Литмир - Электронная Библиотека

– И ещё, – добавил капитан Николс, прежде чем покинуть конюшню, – я был бы рад, если бы вы немножко его откормили. Джоуи в последнее время похудел и, я бы даже сказал, осунулся. Через два-три дня будут показательные маневры, и мне хотелось бы, чтобы он предстал во всей красе. Чтобы сразу было видно, что это лучший конь в эскадроне.

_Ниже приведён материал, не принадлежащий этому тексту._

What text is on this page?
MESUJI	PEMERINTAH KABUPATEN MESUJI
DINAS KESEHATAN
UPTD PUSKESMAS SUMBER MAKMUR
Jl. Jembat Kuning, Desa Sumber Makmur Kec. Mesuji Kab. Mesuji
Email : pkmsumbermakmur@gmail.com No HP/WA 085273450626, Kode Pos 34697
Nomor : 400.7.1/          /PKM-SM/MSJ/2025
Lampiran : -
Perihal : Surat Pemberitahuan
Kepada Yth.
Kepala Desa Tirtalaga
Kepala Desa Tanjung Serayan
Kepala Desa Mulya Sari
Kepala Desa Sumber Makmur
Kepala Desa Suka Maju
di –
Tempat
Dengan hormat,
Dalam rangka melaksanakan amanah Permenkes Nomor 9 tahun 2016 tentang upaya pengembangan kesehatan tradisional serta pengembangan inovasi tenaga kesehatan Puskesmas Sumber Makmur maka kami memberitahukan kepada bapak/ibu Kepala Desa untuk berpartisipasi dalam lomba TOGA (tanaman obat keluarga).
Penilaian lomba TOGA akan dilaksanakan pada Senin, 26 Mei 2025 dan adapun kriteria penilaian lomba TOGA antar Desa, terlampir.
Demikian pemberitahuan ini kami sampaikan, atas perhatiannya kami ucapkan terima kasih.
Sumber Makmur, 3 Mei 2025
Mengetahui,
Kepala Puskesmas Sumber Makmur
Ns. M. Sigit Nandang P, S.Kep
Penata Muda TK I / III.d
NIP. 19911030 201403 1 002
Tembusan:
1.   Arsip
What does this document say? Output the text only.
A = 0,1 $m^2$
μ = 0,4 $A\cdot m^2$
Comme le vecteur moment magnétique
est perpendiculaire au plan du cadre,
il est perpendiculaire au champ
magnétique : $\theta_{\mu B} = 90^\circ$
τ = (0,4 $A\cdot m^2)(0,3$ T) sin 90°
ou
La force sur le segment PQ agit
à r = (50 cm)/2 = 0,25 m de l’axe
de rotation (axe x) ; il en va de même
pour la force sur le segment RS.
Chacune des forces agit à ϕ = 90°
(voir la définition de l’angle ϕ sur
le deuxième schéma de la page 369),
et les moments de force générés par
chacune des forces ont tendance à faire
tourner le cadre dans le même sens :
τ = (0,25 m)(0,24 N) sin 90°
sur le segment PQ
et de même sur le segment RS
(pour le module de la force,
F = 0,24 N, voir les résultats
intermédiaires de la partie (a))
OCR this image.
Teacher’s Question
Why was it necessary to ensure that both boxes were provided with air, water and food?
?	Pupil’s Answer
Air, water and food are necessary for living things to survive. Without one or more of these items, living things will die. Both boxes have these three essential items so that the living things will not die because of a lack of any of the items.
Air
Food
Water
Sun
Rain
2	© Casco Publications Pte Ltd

В последнюю неделю подготовки я наконец-то начал работать в полную силу. С того вечера капрал Перкинс стал обращаться со мной помягче, реже использовал шпоры и натягивал повод. К тому же мы теперь меньше занимались в манеже и больше на равнине перед лагерем. К тензелю я тоже привык, стал перекатывать его языком, как делал раньше с грызлом. И я начал радоваться хорошему корму, чистке, расчёсыванию. В конце концов, здесь мне уделялось столько внимания, сколько не уделялось никогда раньше. Я всё реже вспоминал о Зоуи и своей прежней жизни на ферме. Но Альберта—его голос, его лицо—я не забыл. Незримый, он был рядом всё то время, пока я старательно тренировался, чтобы в конце концов стать настоящим боевым конём.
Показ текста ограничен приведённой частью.